The Federal Court had previously overturned the Harper government’s approval of the $7.9-billion project, as it found Ottawa had not adequately consulted First Nations along the project’s route.
Interim Conservative Leader Rona Ambrose said she was disappointed to see the government take the Northern Gateway project off the table and “kill 4,000 jobs,” suggesting the terminal could have been moved farther north toward Prince Rupert.
“Today, what we saw was one project be rejected, and another project, sadly, be approved but with very little chance of being built,” Ambrose said.
Although Enbridge’s Northern Gateway is effectively dead, Line 3, the largest pipeline project in the company’s history, will now move ahead.
It has attracted considerably less attention, with fewer activists setting their sights on stopping the 1,659-kilometre project that will carry oil from a terminal near Hardisty, Alberta., through northern Minnesota to Superior, Wisconsin.
The NEB signed off on a new Line 3 in April, but with 89 conditions for the segment that runs from eastern Alberta to Gretna, Manitoba, near the Canada-U.S. border.
The $7.5-billion Line 3 project would nearly double the existing pipeline’s volume to 760,000 barrels a day. It would funnel oil into Enbridge’s crown jewel, the mainline system that collectively carries three million barrels a day into the U.S.
The existing line, constructed in the 1960s, has been a source of spills in the past, and the company has voluntarily dialled back capacity to address mounting maintenance issues while it pushes ahead with a replacement.
“We’re pleased by the federal government’s decision to approve the Line 3 replacement program, an essential maintenance project that will ensure the safe and reliable delivery of Canada’s energy resources to market,” Enbridge said in a statement. “We have strong support for the project from our communities along the route, including Indigenous communities.”
Kinder Morgan Canada president and CEO Ian Anderson called the federal government approval a landmark decision.
“This is a defining moment for our Project and Canada’s energy industry,” said Anderson in a written statement. “This decision follows many years of engagement and the presentation of the very best scientific, technical and economic information. We are excited to move forward and get this Project built, for the benefit of our customers, communities and all Canadians.”
Under the 157 conditions, for the first time, the NEB is requiring the company to provide a plan, to be filed four months after the project’s start up, for offsetting all of the greenhouse gases generated from the construction of the pipeline.

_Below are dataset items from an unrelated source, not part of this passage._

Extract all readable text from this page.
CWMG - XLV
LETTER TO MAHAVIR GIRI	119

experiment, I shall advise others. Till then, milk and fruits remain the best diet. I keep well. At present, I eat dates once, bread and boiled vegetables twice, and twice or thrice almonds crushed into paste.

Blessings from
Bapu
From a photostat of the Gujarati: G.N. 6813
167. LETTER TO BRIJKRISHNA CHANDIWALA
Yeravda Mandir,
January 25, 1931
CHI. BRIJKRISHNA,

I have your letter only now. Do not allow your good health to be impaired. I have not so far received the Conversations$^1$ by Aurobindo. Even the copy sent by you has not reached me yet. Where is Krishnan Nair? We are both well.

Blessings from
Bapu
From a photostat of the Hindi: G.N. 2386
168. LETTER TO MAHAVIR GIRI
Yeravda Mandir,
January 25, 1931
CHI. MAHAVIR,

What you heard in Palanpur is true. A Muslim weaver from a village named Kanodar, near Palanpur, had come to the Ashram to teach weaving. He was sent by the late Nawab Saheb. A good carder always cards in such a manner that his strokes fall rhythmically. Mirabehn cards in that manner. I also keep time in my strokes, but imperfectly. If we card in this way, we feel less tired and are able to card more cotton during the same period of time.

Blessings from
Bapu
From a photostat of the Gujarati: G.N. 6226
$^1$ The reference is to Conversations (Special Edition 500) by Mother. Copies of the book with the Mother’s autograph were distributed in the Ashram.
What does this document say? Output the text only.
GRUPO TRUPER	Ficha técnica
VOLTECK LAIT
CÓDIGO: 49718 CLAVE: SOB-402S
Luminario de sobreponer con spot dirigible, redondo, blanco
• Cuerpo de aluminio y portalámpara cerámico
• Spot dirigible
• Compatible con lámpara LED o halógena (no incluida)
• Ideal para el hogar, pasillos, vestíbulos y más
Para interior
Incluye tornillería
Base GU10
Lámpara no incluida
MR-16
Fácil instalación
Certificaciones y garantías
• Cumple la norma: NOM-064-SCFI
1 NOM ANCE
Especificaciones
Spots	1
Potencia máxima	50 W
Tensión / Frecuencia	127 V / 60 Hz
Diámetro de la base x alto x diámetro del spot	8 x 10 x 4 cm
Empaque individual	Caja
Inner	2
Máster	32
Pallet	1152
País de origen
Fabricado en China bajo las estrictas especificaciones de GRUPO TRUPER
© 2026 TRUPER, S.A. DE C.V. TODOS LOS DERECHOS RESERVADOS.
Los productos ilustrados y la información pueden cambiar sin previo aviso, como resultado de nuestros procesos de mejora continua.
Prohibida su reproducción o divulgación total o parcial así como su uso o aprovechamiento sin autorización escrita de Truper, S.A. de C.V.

Enhanced tug escorts of oil tankers through Burrard Inlet and enhanced oil spill response are also conditions of approval.
Kinder Morgan has said it will spend $150 million to beef up response from the industry-funded Western Canada Marine Response Corp. that will help build new bases, boats and add 115 staff.
There are also numerous requirements to file protection plans for marine mammals, caribou and grizzly, as well as for old-growth forest and wetlands.
Kinder Morgan must also provide updates to the regulator on its work with First Nations, including their participation in construction monitoring.
The company must also file updated risk-analysis of the expanded tanker farm at Burnaby and spell out how it will detect leaks.
Also, at least three months before construction Kinder Morgan must have signed agreements with companies for at least 60 per cent of the pipeline’s capacity.
Kinder Morgan continues to say it plans to begin construction in September 2017 with a completion date slated for late 2019.
Before then, the company says it needs complete a final cost estimate review with shippers, get a final investment decision from the board of directors of Houston, Texas-based Kinder Morgan and obtain permits.
NDP leader Tom Mulcair says Trudeau broke the trust of many Canadians.
“Many in B.C. and across the country voted Liberal because they were led to believe that this pipeline would not go forward under a Liberal government. It’s clear today that they were misled,” said Mulcair.